In 2016, Trump had carried Wisconsin by fewer than 23,000 votes. After the contempt order was issued by Malloy, a stay issued later that day by the state Supreme Court upheld his purge mandate. That finding was subsequently reversed by an appeals court, but WILL appealed its decision to the Wisconsin Supreme Court. In the April 7, 2020, election, voters ousted incumbent Daniel Kelly, a conservative Supreme Court justice, who had been appointed by Governor Scott Walker. Kelly had been thought to be a possible swing vote in the Court's deciding the case. In April 2021, the Wisconsin Supreme Court ruled in a 5-2 ruling that the Wisconsin Election Commission should not remove from its rolls voters flagged as possibly having moved, as local municipal elections officials rather than the state election commission should be tasked with removing voter registrations. Of the 69,000 people flagged by the elections commission as being "likely movers", none voted in the 2020 presidential election. No voters were removed from the voter rolls while the legal fight was pending.

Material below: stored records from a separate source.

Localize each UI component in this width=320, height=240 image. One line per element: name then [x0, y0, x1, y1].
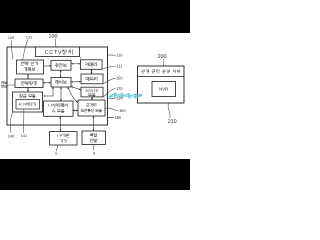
svg-text:NVR: NVR — [159, 87, 168, 92]
svg-text:IP: IP — [48, 103, 54, 108]
svg-text:IP: IP — [57, 133, 63, 138]
svg-text:120: 120 — [8, 36, 14, 40]
svg-text:111: 111 — [116, 64, 123, 69]
svg-text:CCTV: CCTV — [45, 50, 62, 56]
svg-text:141: 141 — [21, 133, 28, 138]
svg-text:200: 200 — [158, 54, 167, 60]
svg-text:5: 5 — [55, 152, 57, 156]
svg-text:110: 110 — [116, 53, 123, 58]
svg-text:3: 3 — [93, 151, 95, 155]
svg-text:180: 180 — [114, 115, 121, 120]
svg-text:130: 130 — [116, 96, 123, 101]
svg-text:160: 160 — [119, 108, 126, 113]
svg-text:140: 140 — [8, 133, 15, 138]
svg-text:210: 210 — [168, 119, 177, 125]
svg-text:RF: RF — [19, 103, 26, 107]
svg-text:4G/LTE: 4G/LTE — [85, 89, 99, 93]
svg-text:131: 131 — [26, 35, 32, 39]
svg-text:100: 100 — [49, 33, 58, 39]
svg-text:170: 170 — [116, 86, 123, 91]
svg-text:150: 150 — [116, 76, 123, 81]
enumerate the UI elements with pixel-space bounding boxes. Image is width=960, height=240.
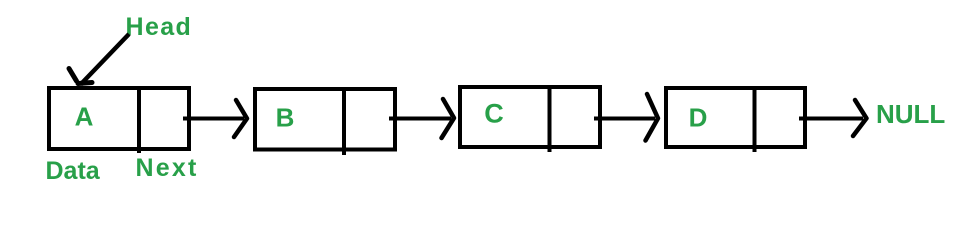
wire arrow A to B head: [234, 100, 247, 137]
node B divider: [342, 87, 346, 155]
node C divider: [548, 85, 552, 152]
wire arrow B to C head: [442, 99, 455, 138]
wire arrow B to C shaft: [389, 117, 451, 121]
svg-text:C: C: [484, 99, 504, 129]
svg-text:Next: Next: [136, 154, 199, 182]
wire arrow C to D head: [646, 94, 659, 141]
wire arrow D to NULL shaft: [799, 117, 863, 121]
svg-text:Head: Head: [126, 13, 193, 41]
node D divider: [753, 86, 757, 152]
head pointer arrow line: [81, 34, 130, 85]
node B box: [255, 89, 395, 150]
head pointer arrowhead: [69, 69, 77, 82]
node A box: [49, 88, 189, 149]
wire arrow A to B shaft: [183, 117, 244, 121]
wire arrow C to D shaft: [594, 117, 655, 121]
head pointer arrowhead barb 2: [78, 83, 92, 84]
svg-text:NULL: NULL: [876, 99, 945, 129]
node A divider: [137, 86, 141, 153]
svg-text:A: A: [75, 102, 94, 132]
node D box: [666, 88, 805, 147]
wire arrow D to NULL head: [853, 100, 867, 136]
svg-text:B: B: [276, 103, 295, 133]
svg-text:D: D: [689, 103, 708, 133]
node C box: [460, 87, 600, 147]
svg-text:Data: Data: [46, 157, 101, 185]
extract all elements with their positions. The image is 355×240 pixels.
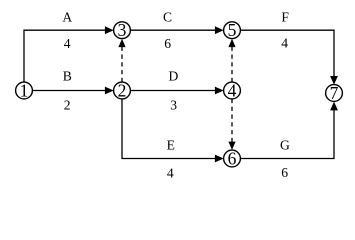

===2020 election fraud investigation===

This group spent ten months investigating Donald Trump's claims of widespread election fraud in the 2020 U.S. presidential election. WILL found no evidence of widespread fraud. The group found, for instance, 130 cases of ex-felons voting, and 42 ballots from potentially deceased voters, but not in numbers that could have affected the election results, or that could be described as an intentional effort to subvert the election. WILL found "no evidence of significant problems with voting machines," and despite Trump's repeated claims that machines from the firm Dominion Voting Systems were used by Democrats to steal the election, the group found that Democrats actually performed worse than expected in counties that used the Dominion machines. The group found no evidence of "ballot dumping," another common accusation from Trump. In the few cases where some state rules were not correctly followed, little to no evidence showed that voters who cast those ballots "did anything intentionally wrong" and they were likely just following election officials' advice, and thus this is not cause for throwing out those ballots or a basis to "infer fraud."